# Parts question



## Dailyuser (Mar 25, 2018)

A small plastic part has recently seemed to drop off my 320d E90. There is a part number 5175 7140983.9 511643-10 CH >PP-T20<
1. What is it?
2. How can i get it back on?
3. Is it essential or dangerous if removed?

Thanks!


----------



## droidxxvii (Mar 16, 2018)

*re: parts question*

hi!

is this the item in question?










it seems it's a cover for the drainplug. for as long as your drainplug is tightly bolted on, there's pretty much no problem leaving it out.

should you need to replace it, Schmiedmann has it. i think it goes somewhere around 100Euros brand new.

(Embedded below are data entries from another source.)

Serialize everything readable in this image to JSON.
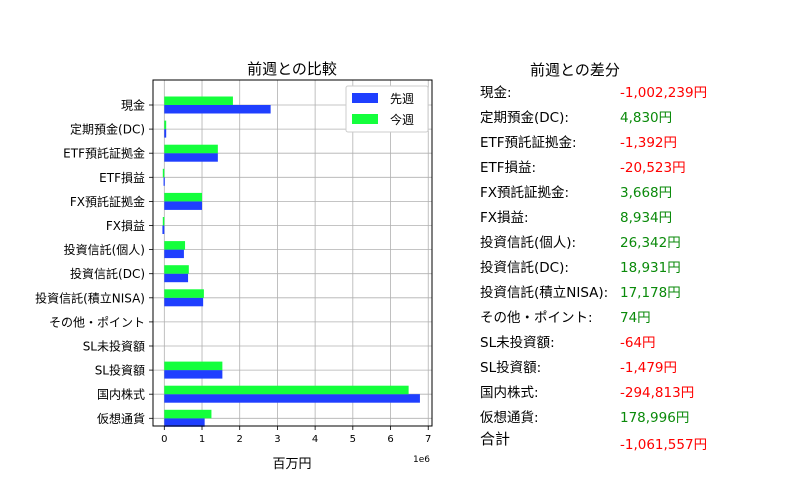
{
  "colors": {
    "previous": "#1f3fff",
    "current": "#14ff3c",
    "positive": "#0a8a0a",
    "negative": "#ff0000"
  },
  "chart_data": {
    "type": "bar",
    "orientation": "horizontal",
    "title": "前週との比較",
    "xlabel": "百万円",
    "ylabel": "",
    "x_scale_note": "1e6",
    "xlim": [
      -0.3,
      7.1
    ],
    "x_ticks": [
      0,
      1,
      2,
      3,
      4,
      5,
      6,
      7
    ],
    "grid": true,
    "legend_position": "top-right",
    "categories": [
      "現金",
      "定期預金(DC)",
      "ETF預託証拠金",
      "ETF損益",
      "FX預託証拠金",
      "FX損益",
      "投資信託(個人)",
      "投資信託(DC)",
      "投資信託(積立NISA)",
      "その他・ポイント",
      "SL未投資額",
      "SL投資額",
      "国内株式",
      "仮想通貨"
    ],
    "series": [
      {
        "name": "先週",
        "values": [
          2.82,
          0.05,
          1.42,
          -0.02,
          1.0,
          -0.05,
          0.52,
          0.63,
          1.03,
          0.0,
          0.0,
          1.54,
          6.78,
          1.07
        ]
      },
      {
        "name": "今週",
        "values": [
          1.82,
          0.05,
          1.42,
          -0.04,
          1.0,
          -0.04,
          0.55,
          0.65,
          1.05,
          0.0,
          0.0,
          1.54,
          6.48,
          1.25
        ]
      }
    ]
  },
  "diff": {
    "title": "前週との差分",
    "rows": [
      {
        "label": "現金:",
        "value": "-1,002,239円",
        "sign": "negative"
      },
      {
        "label": "定期預金(DC):",
        "value": "4,830円",
        "sign": "positive"
      },
      {
        "label": "ETF預託証拠金:",
        "value": "-1,392円",
        "sign": "negative"
      },
      {
        "label": "ETF損益:",
        "value": "-20,523円",
        "sign": "negative"
      },
      {
        "label": "FX預託証拠金:",
        "value": "3,668円",
        "sign": "positive"
      },
      {
        "label": "FX損益:",
        "value": "8,934円",
        "sign": "positive"
      },
      {
        "label": "投資信託(個人):",
        "value": "26,342円",
        "sign": "positive"
      },
      {
        "label": "投資信託(DC):",
        "value": "18,931円",
        "sign": "positive"
      },
      {
        "label": "投資信託(積立NISA):",
        "value": "17,178円",
        "sign": "positive"
      },
      {
        "label": "その他・ポイント:",
        "value": "74円",
        "sign": "positive"
      },
      {
        "label": "SL未投資額:",
        "value": "-64円",
        "sign": "negative"
      },
      {
        "label": "SL投資額:",
        "value": "-1,479円",
        "sign": "negative"
      },
      {
        "label": "国内株式:",
        "value": "-294,813円",
        "sign": "negative"
      },
      {
        "label": "仮想通貨:",
        "value": "178,996円",
        "sign": "positive"
      }
    ],
    "total_label": "合計",
    "total_value": "-1,061,557円",
    "total_sign": "negative"
  }
}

alternatively, you can do a search for "Underbody Protection - Engine Fairing Cover BMW E90 5175 7140983.9"


----------



## Dailyuser (Mar 25, 2018)

droidxxvii said:


> hi!
> 
> is this the item in question?
> 
> ...


Thats great thanks for the reply, I***8217;ll wait until i can get the car in the air and see if i can fit it back on.


----------



## droidxxvii (Mar 16, 2018)

Dailyuser said:


> Thats great thanks for the reply, I'll wait until i can get the car in the air and see if i can fit it back on.


hey, no biggie! i searched the net about the part number, and that's where it led me. :thumbup:

good luck!


----------